Son silah transferleri konusunda bilgi sahibi bir kaynak CNN'e yaptığı açıklamada Wall Street Journal'ın haberini doğrulayarak ABD'nin İsrail'e 5,000 adet Mk82 bombası da dahil olmak üzere güdümsüz mühimmat sağladığını söyledi. Ancak ABD aynı zamanda İsrail'e bu güdümsüz bombaları "akıllı" bombalara dönüştürebilecek sistemler de sağlıyor: Müşterek Doğrudan Saldırı Mühimmatları güdüm sistemi ve Spice Ailesi Kayar Bomba Tertibatları. CNN'in daha önce bildirdiğine göre ABD, 7 Ekim'den bu yana İsrail'e yaklaşık 3.000 JDAM sağladı ve geçen ay Kongre'ye 320 milyon dolar değerinde Spice Ailesi kiti transfer etmeyi planladığını söyledi.

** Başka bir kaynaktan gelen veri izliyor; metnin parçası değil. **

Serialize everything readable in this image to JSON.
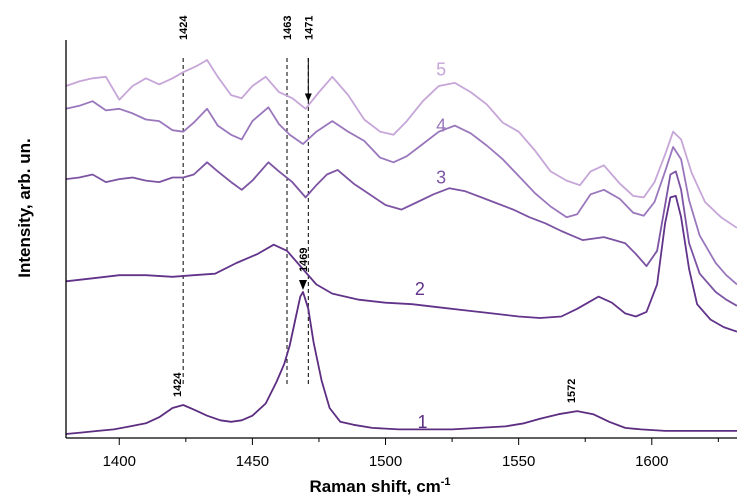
{
  "chart_data": {
    "type": "line",
    "xlabel": "Raman shift, cm",
    "xlabel_sup": "-1",
    "ylabel": "Intensity, arb. un.",
    "xlim": [
      1380,
      1632
    ],
    "xticks": [
      1400,
      1450,
      1500,
      1550,
      1600
    ],
    "xtick_labels": [
      "1400",
      "1450",
      "1500",
      "1550",
      "1600"
    ],
    "legend": "none",
    "grid": false,
    "series": [
      {
        "name": "1",
        "color": "#5c2d80",
        "points": [
          [
            1380,
            0.0
          ],
          [
            1386,
            0.01
          ],
          [
            1392,
            0.02
          ],
          [
            1398,
            0.03
          ],
          [
            1404,
            0.05
          ],
          [
            1410,
            0.07
          ],
          [
            1415,
            0.11
          ],
          [
            1420,
            0.17
          ],
          [
            1424,
            0.19
          ],
          [
            1428,
            0.16
          ],
          [
            1433,
            0.12
          ],
          [
            1438,
            0.09
          ],
          [
            1442,
            0.08
          ],
          [
            1446,
            0.09
          ],
          [
            1450,
            0.12
          ],
          [
            1455,
            0.2
          ],
          [
            1459,
            0.34
          ],
          [
            1462,
            0.46
          ],
          [
            1464,
            0.58
          ],
          [
            1466,
            0.74
          ],
          [
            1468,
            0.9
          ],
          [
            1469,
            0.93
          ],
          [
            1471,
            0.82
          ],
          [
            1473,
            0.6
          ],
          [
            1476,
            0.35
          ],
          [
            1479,
            0.17
          ],
          [
            1483,
            0.08
          ],
          [
            1488,
            0.06
          ],
          [
            1495,
            0.04
          ],
          [
            1505,
            0.03
          ],
          [
            1515,
            0.03
          ],
          [
            1525,
            0.03
          ],
          [
            1535,
            0.04
          ],
          [
            1545,
            0.05
          ],
          [
            1552,
            0.07
          ],
          [
            1558,
            0.1
          ],
          [
            1565,
            0.13
          ],
          [
            1572,
            0.15
          ],
          [
            1578,
            0.13
          ],
          [
            1584,
            0.08
          ],
          [
            1590,
            0.04
          ],
          [
            1596,
            0.03
          ],
          [
            1605,
            0.02
          ],
          [
            1615,
            0.02
          ],
          [
            1625,
            0.02
          ],
          [
            1632,
            0.02
          ]
        ]
      },
      {
        "name": "2",
        "color": "#61338a",
        "points": [
          [
            1380,
            1.0
          ],
          [
            1390,
            1.02
          ],
          [
            1400,
            1.04
          ],
          [
            1410,
            1.04
          ],
          [
            1420,
            1.03
          ],
          [
            1428,
            1.04
          ],
          [
            1436,
            1.05
          ],
          [
            1444,
            1.12
          ],
          [
            1452,
            1.18
          ],
          [
            1458,
            1.24
          ],
          [
            1463,
            1.2
          ],
          [
            1468,
            1.1
          ],
          [
            1474,
            0.98
          ],
          [
            1480,
            0.92
          ],
          [
            1490,
            0.88
          ],
          [
            1500,
            0.86
          ],
          [
            1510,
            0.85
          ],
          [
            1520,
            0.83
          ],
          [
            1530,
            0.81
          ],
          [
            1540,
            0.79
          ],
          [
            1550,
            0.77
          ],
          [
            1558,
            0.76
          ],
          [
            1566,
            0.77
          ],
          [
            1572,
            0.82
          ],
          [
            1576,
            0.86
          ],
          [
            1580,
            0.9
          ],
          [
            1585,
            0.86
          ],
          [
            1590,
            0.79
          ],
          [
            1594,
            0.77
          ],
          [
            1598,
            0.8
          ],
          [
            1602,
            0.98
          ],
          [
            1605,
            1.38
          ],
          [
            1607,
            1.55
          ],
          [
            1609,
            1.56
          ],
          [
            1611,
            1.42
          ],
          [
            1614,
            1.08
          ],
          [
            1617,
            0.85
          ],
          [
            1622,
            0.75
          ],
          [
            1627,
            0.7
          ],
          [
            1632,
            0.67
          ]
        ]
      },
      {
        "name": "3",
        "color": "#7c54a3",
        "points": [
          [
            1380,
            1.67
          ],
          [
            1385,
            1.68
          ],
          [
            1390,
            1.7
          ],
          [
            1395,
            1.65
          ],
          [
            1400,
            1.67
          ],
          [
            1405,
            1.68
          ],
          [
            1410,
            1.66
          ],
          [
            1415,
            1.65
          ],
          [
            1420,
            1.68
          ],
          [
            1424,
            1.68
          ],
          [
            1428,
            1.7
          ],
          [
            1433,
            1.78
          ],
          [
            1437,
            1.72
          ],
          [
            1442,
            1.65
          ],
          [
            1446,
            1.6
          ],
          [
            1450,
            1.66
          ],
          [
            1456,
            1.78
          ],
          [
            1460,
            1.72
          ],
          [
            1465,
            1.65
          ],
          [
            1470,
            1.55
          ],
          [
            1474,
            1.63
          ],
          [
            1478,
            1.7
          ],
          [
            1482,
            1.73
          ],
          [
            1488,
            1.64
          ],
          [
            1494,
            1.57
          ],
          [
            1500,
            1.5
          ],
          [
            1506,
            1.47
          ],
          [
            1512,
            1.52
          ],
          [
            1518,
            1.57
          ],
          [
            1524,
            1.61
          ],
          [
            1530,
            1.59
          ],
          [
            1536,
            1.55
          ],
          [
            1542,
            1.51
          ],
          [
            1548,
            1.47
          ],
          [
            1554,
            1.42
          ],
          [
            1560,
            1.38
          ],
          [
            1566,
            1.33
          ],
          [
            1570,
            1.3
          ],
          [
            1574,
            1.27
          ],
          [
            1578,
            1.28
          ],
          [
            1582,
            1.29
          ],
          [
            1586,
            1.27
          ],
          [
            1590,
            1.25
          ],
          [
            1594,
            1.18
          ],
          [
            1598,
            1.1
          ],
          [
            1602,
            1.2
          ],
          [
            1605,
            1.5
          ],
          [
            1607,
            1.7
          ],
          [
            1609,
            1.72
          ],
          [
            1611,
            1.6
          ],
          [
            1614,
            1.25
          ],
          [
            1618,
            1.05
          ],
          [
            1624,
            0.93
          ],
          [
            1628,
            0.88
          ],
          [
            1632,
            0.84
          ]
        ]
      },
      {
        "name": "4",
        "color": "#9a77bd",
        "points": [
          [
            1380,
            2.13
          ],
          [
            1385,
            2.15
          ],
          [
            1390,
            2.18
          ],
          [
            1395,
            2.12
          ],
          [
            1400,
            2.13
          ],
          [
            1405,
            2.1
          ],
          [
            1410,
            2.06
          ],
          [
            1415,
            2.05
          ],
          [
            1420,
            1.99
          ],
          [
            1424,
            1.98
          ],
          [
            1428,
            2.04
          ],
          [
            1433,
            2.13
          ],
          [
            1437,
            2.02
          ],
          [
            1442,
            1.96
          ],
          [
            1446,
            1.93
          ],
          [
            1450,
            2.05
          ],
          [
            1456,
            2.14
          ],
          [
            1460,
            2.03
          ],
          [
            1464,
            1.96
          ],
          [
            1469,
            1.9
          ],
          [
            1474,
            1.98
          ],
          [
            1480,
            2.05
          ],
          [
            1486,
            1.98
          ],
          [
            1492,
            1.92
          ],
          [
            1498,
            1.81
          ],
          [
            1503,
            1.78
          ],
          [
            1508,
            1.82
          ],
          [
            1514,
            1.9
          ],
          [
            1520,
            1.98
          ],
          [
            1526,
            2.02
          ],
          [
            1532,
            1.97
          ],
          [
            1538,
            1.89
          ],
          [
            1544,
            1.8
          ],
          [
            1550,
            1.69
          ],
          [
            1556,
            1.58
          ],
          [
            1562,
            1.49
          ],
          [
            1568,
            1.42
          ],
          [
            1572,
            1.44
          ],
          [
            1577,
            1.57
          ],
          [
            1582,
            1.6
          ],
          [
            1588,
            1.54
          ],
          [
            1593,
            1.45
          ],
          [
            1597,
            1.43
          ],
          [
            1601,
            1.52
          ],
          [
            1605,
            1.72
          ],
          [
            1608,
            1.88
          ],
          [
            1611,
            1.8
          ],
          [
            1614,
            1.53
          ],
          [
            1618,
            1.3
          ],
          [
            1624,
            1.12
          ],
          [
            1628,
            1.04
          ],
          [
            1632,
            0.98
          ]
        ]
      },
      {
        "name": "5",
        "color": "#c6a6d8",
        "points": [
          [
            1380,
            2.28
          ],
          [
            1385,
            2.31
          ],
          [
            1390,
            2.33
          ],
          [
            1395,
            2.34
          ],
          [
            1400,
            2.19
          ],
          [
            1405,
            2.28
          ],
          [
            1410,
            2.33
          ],
          [
            1415,
            2.29
          ],
          [
            1420,
            2.33
          ],
          [
            1424,
            2.37
          ],
          [
            1429,
            2.41
          ],
          [
            1433,
            2.45
          ],
          [
            1437,
            2.34
          ],
          [
            1442,
            2.22
          ],
          [
            1446,
            2.2
          ],
          [
            1450,
            2.28
          ],
          [
            1455,
            2.34
          ],
          [
            1460,
            2.24
          ],
          [
            1465,
            2.2
          ],
          [
            1470,
            2.13
          ],
          [
            1475,
            2.24
          ],
          [
            1480,
            2.34
          ],
          [
            1486,
            2.22
          ],
          [
            1492,
            2.06
          ],
          [
            1498,
            1.98
          ],
          [
            1503,
            1.96
          ],
          [
            1508,
            2.05
          ],
          [
            1514,
            2.18
          ],
          [
            1520,
            2.28
          ],
          [
            1526,
            2.3
          ],
          [
            1532,
            2.24
          ],
          [
            1538,
            2.16
          ],
          [
            1544,
            2.04
          ],
          [
            1550,
            1.98
          ],
          [
            1556,
            1.86
          ],
          [
            1562,
            1.72
          ],
          [
            1568,
            1.66
          ],
          [
            1573,
            1.63
          ],
          [
            1577,
            1.72
          ],
          [
            1582,
            1.76
          ],
          [
            1588,
            1.64
          ],
          [
            1593,
            1.56
          ],
          [
            1597,
            1.55
          ],
          [
            1601,
            1.65
          ],
          [
            1605,
            1.83
          ],
          [
            1608,
            1.98
          ],
          [
            1611,
            1.93
          ],
          [
            1615,
            1.71
          ],
          [
            1620,
            1.52
          ],
          [
            1626,
            1.42
          ],
          [
            1632,
            1.35
          ]
        ]
      }
    ],
    "series_labels": [
      {
        "text": "1",
        "x": 1512,
        "y": 0.04,
        "color": "#5c2d80"
      },
      {
        "text": "2",
        "x": 1511,
        "y": 0.91,
        "color": "#61338a"
      },
      {
        "text": "3",
        "x": 1519,
        "y": 1.64,
        "color": "#7c54a3"
      },
      {
        "text": "4",
        "x": 1519,
        "y": 1.98,
        "color": "#9a77bd"
      },
      {
        "text": "5",
        "x": 1519,
        "y": 2.35,
        "color": "#c6a6d8"
      }
    ],
    "dashed_lines": [
      1424,
      1463,
      1471
    ],
    "peak_annotations": [
      {
        "label": "1424",
        "x": 1424,
        "series": 5,
        "position": "top"
      },
      {
        "label": "1463",
        "x": 1463,
        "series": 5,
        "position": "top"
      },
      {
        "label": "1471",
        "x": 1471,
        "series": 5,
        "position": "top-arrow"
      },
      {
        "label": "1469",
        "x": 1469,
        "series": 1,
        "position": "arrow"
      },
      {
        "label": "1424",
        "x": 1424,
        "series": 1,
        "position": "above-peak"
      },
      {
        "label": "1572",
        "x": 1572,
        "series": 1,
        "position": "above-peak"
      }
    ]
  }
}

Kirby Çarşamba günü yaptığı açıklamada İsrail'in "sivil kayıpları azaltmak için elinden gelen her şeyi yaptığını" söyledi. Ancak CNN'in haberine göre ABD, İsrail'i Gazze'deki Hamas savaşçılarını hedef alırken daha hassas ve kasıtlı olmaya defalarca çağırdı.

Yine de CNN'in Çarşamba günü bildirdiğine göre, Biden yönetiminin şu anda İsrail'e sağladığı askeri yardıma koşul koyma planı yok. Demokrat milletvekilleri ve insan hakları örgütlerinin, İsrail'in sivilleri korumak için daha fazlasını yapmaması halinde ABD'nin silah yardımını durdurması yönündeki artan çağrılarına rağmen.

ABD'li bir yetkili, Biden'ın nihayetinde İsrail'e taktiklerini değiştirmesi için sessiz bir baskı stratejisinin silahları geri çekme tehdidinden daha etkili olduğuna inandığını söyledi.